Derhalve dient de bestreden beslissing te worden vernietigd.
De selectiefunctionaris zal worden opgedragen een nieuwe beslissing te nemen met inachtneming van deze uitspraak binnen een termijn van twee weken na ontvangst daarvan.
De beroepscommissie acht geen termen aanwezig voor het toekennen van een tegemoetkoming.
5. De uitspraak
De beroepscommissie verklaart het beroep gegrond en vernietigt de bestreden beslissing.

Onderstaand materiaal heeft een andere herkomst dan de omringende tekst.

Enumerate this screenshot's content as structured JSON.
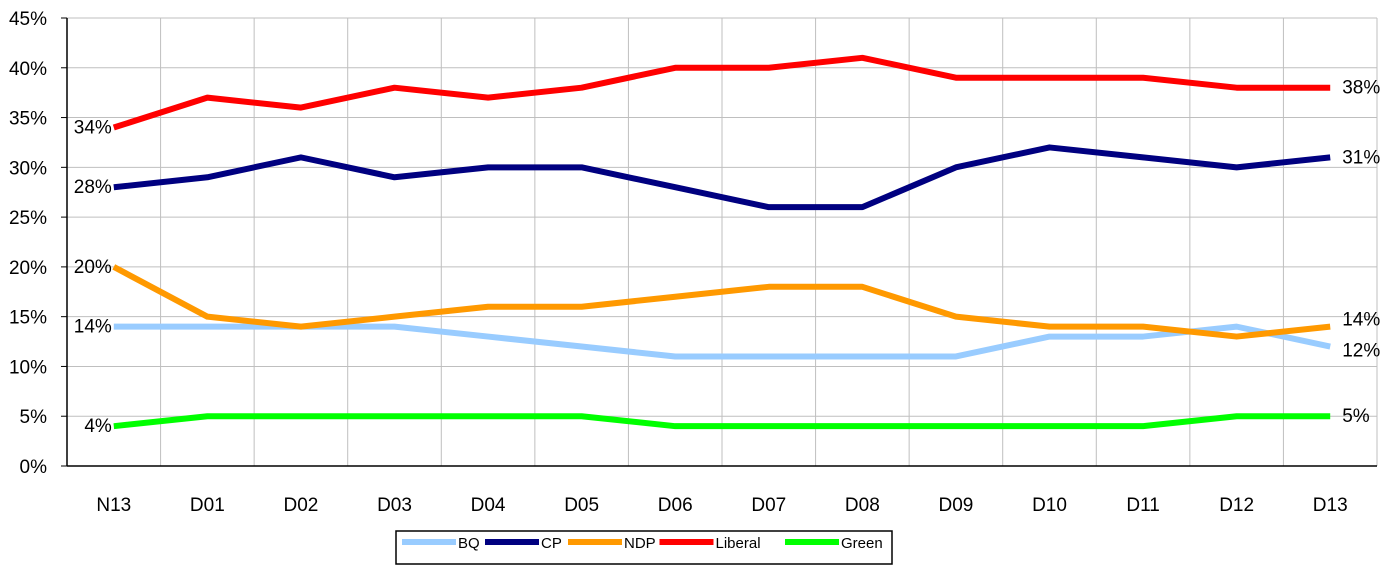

Zij draagt de selectiefunctionaris op een nieuwe beslissing te nemen met inachtneming van haar uitspraak binnen een termijn van twee weken na ontvangst daarvan.
Zij kent klager geen tegemoetkoming toe.
Aldus gegeven door de beroepscommissie voornoemd, bestaande uit mr. W.F. Korthals Altes, voorzitter, mr. A.T. Bol en mr. M.A.G. Rutten, leden, in tegenwoordigheid van mr. H.M.J.D. Maes, secretaris, op 20 juni 2016.